Anesthesia is a means of pain and anxiety management used in a broad range of health procedures, including dentistry. Dental anesthesia encompasses a spectrum of treatments, each of which offers different benefits to the patient. There are several types of anesthesia, including:
- Local anesthetics – Small injections designed to numb the nerves in the gums and inside the teeth. Patients are awake and fully aware of their surroundings, but they feel little or no pain.

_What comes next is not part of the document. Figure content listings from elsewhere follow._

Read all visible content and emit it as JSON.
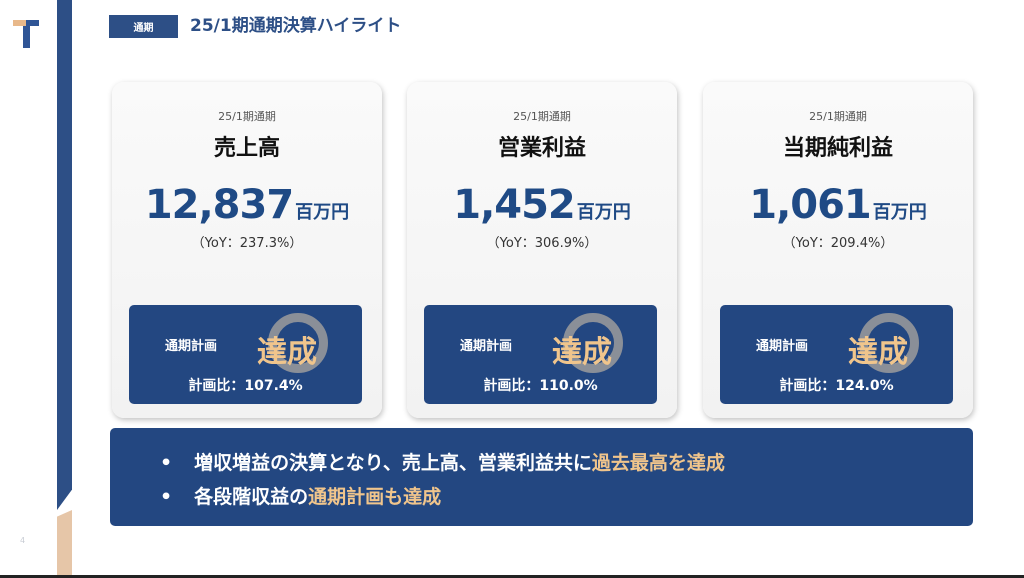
{
  "header": {
    "tag": "通期",
    "title": "25/1期通期決算ハイライト"
  },
  "page_number": "4",
  "cards": [
    {
      "period": "25/1期通期",
      "metric": "売上高",
      "value": "12,837",
      "unit": "百万円",
      "yoy": "（YoY：237.3%）",
      "plan_label": "通期計画",
      "achieved": "達成",
      "plan_ratio": "計画比：107.4%"
    },
    {
      "period": "25/1期通期",
      "metric": "営業利益",
      "value": "1,452",
      "unit": "百万円",
      "yoy": "（YoY：306.9%）",
      "plan_label": "通期計画",
      "achieved": "達成",
      "plan_ratio": "計画比：110.0%"
    },
    {
      "period": "25/1期通期",
      "metric": "当期純利益",
      "value": "1,061",
      "unit": "百万円",
      "yoy": "（YoY：209.4%）",
      "plan_label": "通期計画",
      "achieved": "達成",
      "plan_ratio": "計画比：124.0%"
    }
  ],
  "summary": [
    {
      "text": "増収増益の決算となり、売上高、営業利益共に",
      "highlight": "過去最高を達成"
    },
    {
      "text": "各段階収益の",
      "highlight": "通期計画も達成"
    }
  ],
  "colors": {
    "navy": "#234781",
    "gold": "#f0c58c"
  }
}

- Sedation – Sedation can be used in combination with local anesthetics to help calm patients before and during office treatments. Sedation may be in the form of a pre-visit anti-anxiety medication or nitrous oxide administered in the office.
- General anesthesia – Administered via IV, this type of anesthesia causes patients to fall into a deep sleep. General anesthesia is reserved for highly invasive or long dental procedures.
Did you know…
that Lidocaine – the primary local anesthetic used in U.S. dentistry – has been used for dental pain management since the 1950’s? But the history of general anesthesia can be traced all the way back to the 1840’s, when the first person was “put to sleep” for a health procedure. It was Dr. William T. G. Morton – a dentist – who first attempted to use a general anesthetic to extract a tooth from a patient who was in a great deal of pain. The procedure was highly successful and began a revolution in medical and dental anesthesia.
Frequently Asked Questions
What type of anesthesia will I need for my surgery?
Oral Surgeons usually assess the type of anesthesia necessary based on the nature of the procedure and anxiety level of the patient. If you experience moderate to severe anxiety prior to and during your appointment, you may be prescribed a sedative to take in combination with a local anesthetic. If, however, your procedure is more invasive, such as an impacted wisdom tooth extraction, you may be placed under general anesthesia.
What should I expect under anesthesia?
A local anesthetic will cause your mouth, teeth and gums to become numb for several hours. You may feel heat, cold or pressure, but you will not feel pain. A sedative, such as nitrous oxide, will cause you to feel groggy, relaxed or even euphoric, but these feelings wear off almost immediately at the end of your procedure when the oral surgeon administers oxygen. If you are under general anesthesia, you will have no memory of your procedure and will not be conscious for any of it.
Are there any special instructions I need to follow before or after being anesthetized?
If you will be put under general anesthesia, you will need to avoid eating and drinking the night before and morning of your procedure. You may also need to submit to some screenings to ensure you are healthy enough for general anesthesia. After you awake, you will not be allowed to drive yourself home, so be sure to bring a responsible driver with you to your appointment.